The “totality of circumstances” test adopted in Schneckloth v. Bustamonte, 412 U.S. at 227, 248-49, 93 S.Ct. at 2047, 2059, 36 L.Ed.2d 862-63, 875, permits us to observe whether the supposed taint was attenuated by any circumstances pertaining to the second search. Cf. United States v. McCaleb, supra; United States v. Westerbann-Martinez, 435 F.Supp. 690, 701-02 (E.D.N.Y.1977); United States v. Rogers, 436 F.Supp. 1 (E.D.Mich.1976). There are, however, no attenuating circumstances here. The appellant was in custody and wearing handirons. His car keys had been taken in a search of his person. He was unwarned concerning his rights to silence and to counsel. His consent clearly was reluctant (although, according to testimony, there was some possibility that he asked and was told that he need not consent). Moreover, only the knowledge gained in the UPS search led the agents to want to search the appellant’s automobile, and his understanding that they already knew the contents of the package must have been a major factor in his decision to consent.

Although, for the reasons stated above, the appellant’s conviction of possessing the quantity of marijuana found in the ashtray of his automobile must be reversed, he remains convicted of possessing marijua*529na on another occasion and transferring it to enlisted persons as mentioned previously.
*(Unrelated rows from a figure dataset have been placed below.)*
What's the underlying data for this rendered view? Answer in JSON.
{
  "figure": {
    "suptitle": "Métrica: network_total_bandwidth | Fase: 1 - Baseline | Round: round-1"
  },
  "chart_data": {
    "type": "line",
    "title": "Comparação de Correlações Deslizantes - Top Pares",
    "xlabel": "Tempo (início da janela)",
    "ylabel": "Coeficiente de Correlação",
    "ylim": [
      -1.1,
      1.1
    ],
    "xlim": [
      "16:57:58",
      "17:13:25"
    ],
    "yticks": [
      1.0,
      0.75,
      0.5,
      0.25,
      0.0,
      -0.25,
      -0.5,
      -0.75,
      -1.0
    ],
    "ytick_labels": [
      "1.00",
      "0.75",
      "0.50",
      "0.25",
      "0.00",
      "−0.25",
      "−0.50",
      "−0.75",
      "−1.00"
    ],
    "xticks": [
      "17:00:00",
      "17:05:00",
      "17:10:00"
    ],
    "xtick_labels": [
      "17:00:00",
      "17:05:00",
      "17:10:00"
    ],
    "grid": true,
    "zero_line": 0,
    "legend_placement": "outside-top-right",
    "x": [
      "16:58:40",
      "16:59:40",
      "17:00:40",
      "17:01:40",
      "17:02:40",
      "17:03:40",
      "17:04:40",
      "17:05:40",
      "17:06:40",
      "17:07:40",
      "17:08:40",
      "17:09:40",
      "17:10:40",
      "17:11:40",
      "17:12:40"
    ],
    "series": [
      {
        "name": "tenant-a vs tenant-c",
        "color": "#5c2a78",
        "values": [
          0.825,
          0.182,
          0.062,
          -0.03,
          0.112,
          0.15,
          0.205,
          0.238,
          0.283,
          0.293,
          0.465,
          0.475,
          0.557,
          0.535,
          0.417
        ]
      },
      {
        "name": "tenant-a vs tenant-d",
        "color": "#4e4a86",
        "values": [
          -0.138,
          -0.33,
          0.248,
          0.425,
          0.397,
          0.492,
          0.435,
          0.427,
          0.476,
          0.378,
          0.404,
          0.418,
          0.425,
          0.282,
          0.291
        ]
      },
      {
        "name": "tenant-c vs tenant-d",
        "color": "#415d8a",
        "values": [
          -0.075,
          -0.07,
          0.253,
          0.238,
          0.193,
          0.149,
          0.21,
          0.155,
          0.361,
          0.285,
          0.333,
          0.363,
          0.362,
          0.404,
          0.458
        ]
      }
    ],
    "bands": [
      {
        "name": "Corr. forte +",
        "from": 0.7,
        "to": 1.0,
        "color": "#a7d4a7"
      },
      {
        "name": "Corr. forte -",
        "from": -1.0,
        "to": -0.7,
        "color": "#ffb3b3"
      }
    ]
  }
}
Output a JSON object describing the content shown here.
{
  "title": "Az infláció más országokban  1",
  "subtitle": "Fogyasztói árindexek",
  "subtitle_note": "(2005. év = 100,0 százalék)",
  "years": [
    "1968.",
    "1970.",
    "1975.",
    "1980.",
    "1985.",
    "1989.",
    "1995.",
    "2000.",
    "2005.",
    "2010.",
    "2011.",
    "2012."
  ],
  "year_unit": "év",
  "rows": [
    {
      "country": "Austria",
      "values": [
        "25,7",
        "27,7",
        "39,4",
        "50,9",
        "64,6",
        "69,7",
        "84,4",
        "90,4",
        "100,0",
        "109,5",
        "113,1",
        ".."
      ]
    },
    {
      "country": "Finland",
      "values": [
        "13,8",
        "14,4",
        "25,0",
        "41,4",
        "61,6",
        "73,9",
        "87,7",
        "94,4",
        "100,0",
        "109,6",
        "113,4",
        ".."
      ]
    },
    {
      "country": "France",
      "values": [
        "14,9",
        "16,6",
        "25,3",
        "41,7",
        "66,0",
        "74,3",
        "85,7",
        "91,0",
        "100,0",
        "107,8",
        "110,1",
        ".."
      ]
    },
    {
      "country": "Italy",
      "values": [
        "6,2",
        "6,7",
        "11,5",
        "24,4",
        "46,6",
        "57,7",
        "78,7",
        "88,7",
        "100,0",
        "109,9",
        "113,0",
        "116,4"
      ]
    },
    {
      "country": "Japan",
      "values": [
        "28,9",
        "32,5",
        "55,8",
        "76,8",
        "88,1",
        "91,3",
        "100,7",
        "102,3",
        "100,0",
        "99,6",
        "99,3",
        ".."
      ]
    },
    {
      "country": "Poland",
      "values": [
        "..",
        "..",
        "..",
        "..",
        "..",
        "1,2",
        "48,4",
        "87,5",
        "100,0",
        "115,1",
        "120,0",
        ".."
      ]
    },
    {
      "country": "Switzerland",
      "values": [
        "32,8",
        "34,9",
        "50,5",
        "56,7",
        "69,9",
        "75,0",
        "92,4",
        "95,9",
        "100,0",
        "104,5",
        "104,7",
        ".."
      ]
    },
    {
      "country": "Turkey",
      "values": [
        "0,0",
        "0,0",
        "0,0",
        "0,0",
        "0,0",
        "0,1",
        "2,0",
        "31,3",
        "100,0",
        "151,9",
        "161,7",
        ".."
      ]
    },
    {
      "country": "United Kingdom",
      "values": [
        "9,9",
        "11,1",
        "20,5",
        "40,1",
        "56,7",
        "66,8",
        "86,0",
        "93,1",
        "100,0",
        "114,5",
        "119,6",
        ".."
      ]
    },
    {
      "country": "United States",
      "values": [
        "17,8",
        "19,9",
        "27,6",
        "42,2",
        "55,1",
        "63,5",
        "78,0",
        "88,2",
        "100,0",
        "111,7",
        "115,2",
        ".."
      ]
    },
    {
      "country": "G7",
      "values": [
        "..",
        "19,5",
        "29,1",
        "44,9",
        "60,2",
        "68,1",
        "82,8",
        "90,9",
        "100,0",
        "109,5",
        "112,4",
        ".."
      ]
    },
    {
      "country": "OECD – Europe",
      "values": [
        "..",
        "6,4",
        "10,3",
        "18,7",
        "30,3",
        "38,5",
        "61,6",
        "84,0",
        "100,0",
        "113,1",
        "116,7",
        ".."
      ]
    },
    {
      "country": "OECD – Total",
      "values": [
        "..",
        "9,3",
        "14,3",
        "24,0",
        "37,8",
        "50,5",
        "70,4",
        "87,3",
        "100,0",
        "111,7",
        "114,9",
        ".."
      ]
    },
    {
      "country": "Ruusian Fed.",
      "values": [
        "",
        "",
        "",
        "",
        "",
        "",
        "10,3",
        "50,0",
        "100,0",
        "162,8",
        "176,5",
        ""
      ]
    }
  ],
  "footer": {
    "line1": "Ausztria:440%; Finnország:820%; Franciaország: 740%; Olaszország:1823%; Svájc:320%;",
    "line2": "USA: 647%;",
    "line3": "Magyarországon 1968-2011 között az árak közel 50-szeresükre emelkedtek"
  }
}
We regard the dismissal from the service as appropriate under the circumstances and doubt that the earlier possession of .02 gram (which was in the form of a plant leaf) had any significant impact on the quantum of the sentence. Nevertheless, in an abundance of caution, we will reduce the approved sentence.

The findings of guilty of the Charge and its specification are set aside and the Charge is dismissed. The remaining findings of guilty are affirmed. Reassessing the sentence on the basis of the error noted above and the entire record, only so much of the sentence as provides for dismissal, reprimand, and forfeiture of $300.00 pay per month for eight months is approved.

Judge TALIAFERRO and Judge WATKINS concur.

This view seems consistent with Schneckloth v. Bustamonte, 412 U.S. 218, 93 S.Ct. 2041, 36 L.Ed.2d 854 (1973), in which the Supreme Court resorted to the test of voluntariness applicable to confessions to define the requisite voluntariness of consents to search. Id. at 223-27, 93 S.Ct. at 2045-47, 36 L.Ed.2d at 860-62.